Monday, January 08, 2018

Trip to the village of Wray in Lancashire.

Over Christmas we have been to the north to spend a week with Ems in a cottage in the village of Wray on the border of the Yorkshire Dales in Lancashire. We spent some time relaxing, seeing around the area, enjoying some country walks and a couple of days on the Lancaster canal courtesy of  Em's!
Wray is an interesting small village with a long history involving all sorts of trades including clog making using local alder wood, swilled basket making with local coppiced oak, hazel and willow, hat making, nail making, wood-turning to make bobbins, village carpentry, wheelwrights, quarrying and mining, cotton processing and small scale mixed farming. These are beautifully illustrated in a book published by David Kenyon entitled " Wray and District Remembered, A Photographic History of the Life and Times of a Working Village" written by David Kenyon. This brings home the vast changes in village life over the last few centuries from when many villages were hives of activity with lots going on at a local level. Today the village has a shop and post office and one public house, the "George and Dragon", and apart from farming now mainly subsidised from public funds, the village exists as orbital accommodation to Lancaster and for tourists like ourselves enjoying the countryside of Bowland and the Yorkshire Dales National Park.
We did one circular walk from the village heading south over Wray bridge and the river Roeburn, then turning right on a minor road climbing to an old mill building and cottages (all now renovated) above the river.
A winter scene of the river Roeburn from Wray bridge. This bridge wasn't destroyed in the major flood in August 1967 when several houses in the village were destroyed.
The paths we followed are described as part of the three rivers walk in a booklet by Paul Hannon on Lunesdale walks; the three rivers are Roeburn, Hindburn and Wenning. The route then heads northeast across grassland to find a short holloway that drops down to a bridge over Pike gill that leads into the woods.
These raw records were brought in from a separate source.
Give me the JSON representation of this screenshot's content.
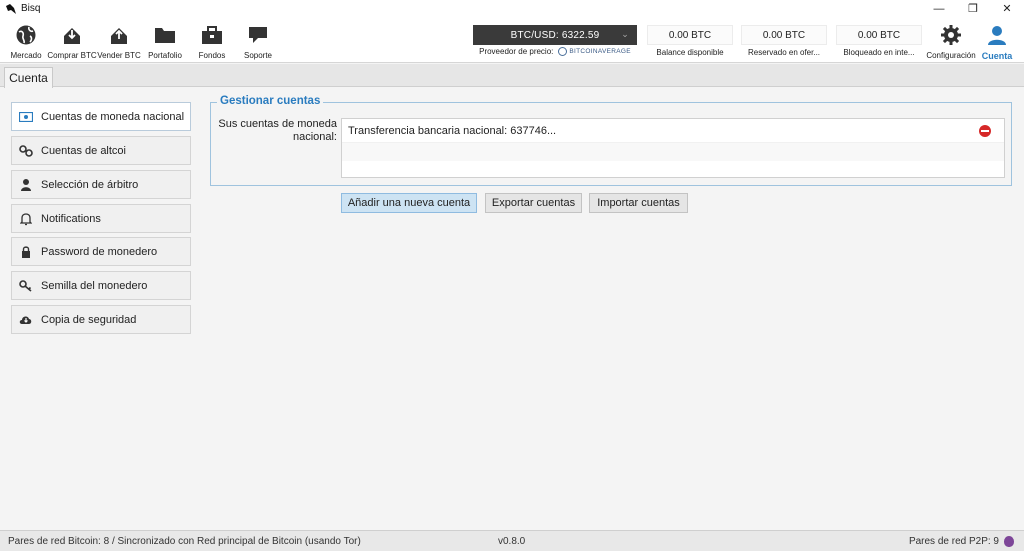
{
  "window": {
    "title": "Bisq",
    "controls": [
      "—",
      "❐",
      "✕"
    ]
  },
  "nav": [
    {
      "label": "Mercado",
      "icon": "market-globe-icon"
    },
    {
      "label": "Comprar BTC",
      "icon": "buy-btc-icon"
    },
    {
      "label": "Vender BTC",
      "icon": "sell-btc-icon"
    },
    {
      "label": "Portafolio",
      "icon": "portfolio-folder-icon"
    },
    {
      "label": "Fondos",
      "icon": "funds-briefcase-icon"
    },
    {
      "label": "Soporte",
      "icon": "support-chat-icon"
    }
  ],
  "price": {
    "value": "BTC/USD: 6322.59",
    "provider_label": "Proveedor de precio:",
    "provider_name": "BitcoinAverage"
  },
  "balances": [
    {
      "value": "0.00 BTC",
      "caption": "Balance disponible"
    },
    {
      "value": "0.00 BTC",
      "caption": "Reservado en ofer..."
    },
    {
      "value": "0.00 BTC",
      "caption": "Bloqueado en inte..."
    }
  ],
  "settings_label": "Configuración",
  "account_label": "Cuenta",
  "accent": "#2a7cbf",
  "tab": {
    "label": "Cuenta"
  },
  "sidebar": {
    "items": [
      {
        "label": "Cuentas de moneda nacional",
        "icon": "bank-note-icon",
        "active": true
      },
      {
        "label": "Cuentas de altcoi",
        "icon": "link-icon",
        "active": false
      },
      {
        "label": "Selección de árbitro",
        "icon": "arbitrator-icon",
        "active": false
      },
      {
        "label": "Notifications",
        "icon": "bell-icon",
        "active": false
      },
      {
        "label": "Password de monedero",
        "icon": "lock-icon",
        "active": false
      },
      {
        "label": "Semilla del monedero",
        "icon": "key-icon",
        "active": false
      },
      {
        "label": "Copia de seguridad",
        "icon": "cloud-download-icon",
        "active": false
      }
    ]
  },
  "main": {
    "group_title": "Gestionar cuentas",
    "accounts_label_line1": "Sus cuentas de moneda",
    "accounts_label_line2": "nacional:",
    "accounts": [
      "Transferencia bancaria nacional: 637746..."
    ],
    "buttons": {
      "add": "Añadir una nueva cuenta",
      "export": "Exportar cuentas",
      "import": "Importar cuentas"
    }
  },
  "status": {
    "left": "Pares de red Bitcoin: 8 / Sincronizado con Red principal de Bitcoin (usando Tor)",
    "version": "v0.8.0",
    "right": "Pares de red P2P: 9"
  }
}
The old stream ford and holloway taken from the bridge over Pike gill.
Descending through the wood to Hindburn bridge.

The path in the woods had become a stream because of the rain during the night so the descent to the road and Hindburn bridge was a slippery affair.
River Hindburn taken from the bridge below Pike Gill Wood.
The next section of the walk goes in a roughly northerly direction to the farms at Mealbank (typically I'm afraid, the path direction signs are largely missing through the farms so you need a map to figure out the route). At the last farm (Mealbank farm) the route goes through the farm to find a style on the field boundary to the northeast and then along a broad ridge giving views over the river Hindburn (now a grander affair after it's confluence with the Roeburn). Even though the elevation is only about 80 m, there are good views over the river and across to Wray and Hornby. The route then descends to the road by a style through the hedgerow and crosses the river Hindburn back into Wray.
The river Hindburn on our route back into Wray village. The path descends from the ridge just visible on the left of the photo.
The other circular walk heads in the other direction to the north of Wray to the village of Hornby. We did this on a cold and frosty morning so it wasn't so muddy as the ground had frozen overnight. Starting from the village we followed the Hornby road to find Lane Head/ Kiln Lane on the right and then Back Lane bearing off to the left (WSW) to meet the road into Hornby. Here we had a coffee at the community café, the locals telling us that the Hornby Castle grounds is only open in February to view the snowdrop display and at some other time they couldn't recall.
The weir on the river Wenning looking over to Hornby castle.
We continued our walk by taking the river path to the east near the Post Office. The path bifurcates with one going uphill into the woods and the other remaining on low ground nearer to the river. This passes close to the river Hindburg and then eventually joins Kiln Lane back into Wray. Our preferred path that follows the river to Wray bridge was closed.

We also did a two day trip on the Lancaster canal from south of Lancaster (near Stodday) to an area near Carnforth, about 10 miles, passing through the Lune aqueduct (bridge 107), and the swing bridge  north of Hest Bank (bridge 120).
Hest swing bridge.
A view from the boat over the Lune estuary to the mountains of southern Cumbria.
We didn't meet many other boats on the trip as we passed though urban areas and Lancashire countryside. We stopped at Hest Bank and Carnforth for meals and enjoyed sunsets from the canal on our walks back to the start. Luckily there was no wind and it was ideal for photos of reflections on the canal surface as the sun lowered.
Haw thorn trees reflecting on the calm waters of the canal near Carnforth.
River Lune from Ruskin's viewpoint in Kirkby Londsdale.

We finished the break with a visit to the nearby village of Kirkby Lonsdale slightly to the north of Wray. This proved very busy with visitors enjoying the crisp winter's air and walking a popular track from the "Devil's Bridge" (dating from the 14 th century and now closed to vehicles) along the side of the River Lune to Ruskin's viewpoint returning into the village near the church. Turner's painting : "Ruskin's View" was painted from St Mary's Churchyard nearby. After a warming coffee in the village we returned to Wray before departing home.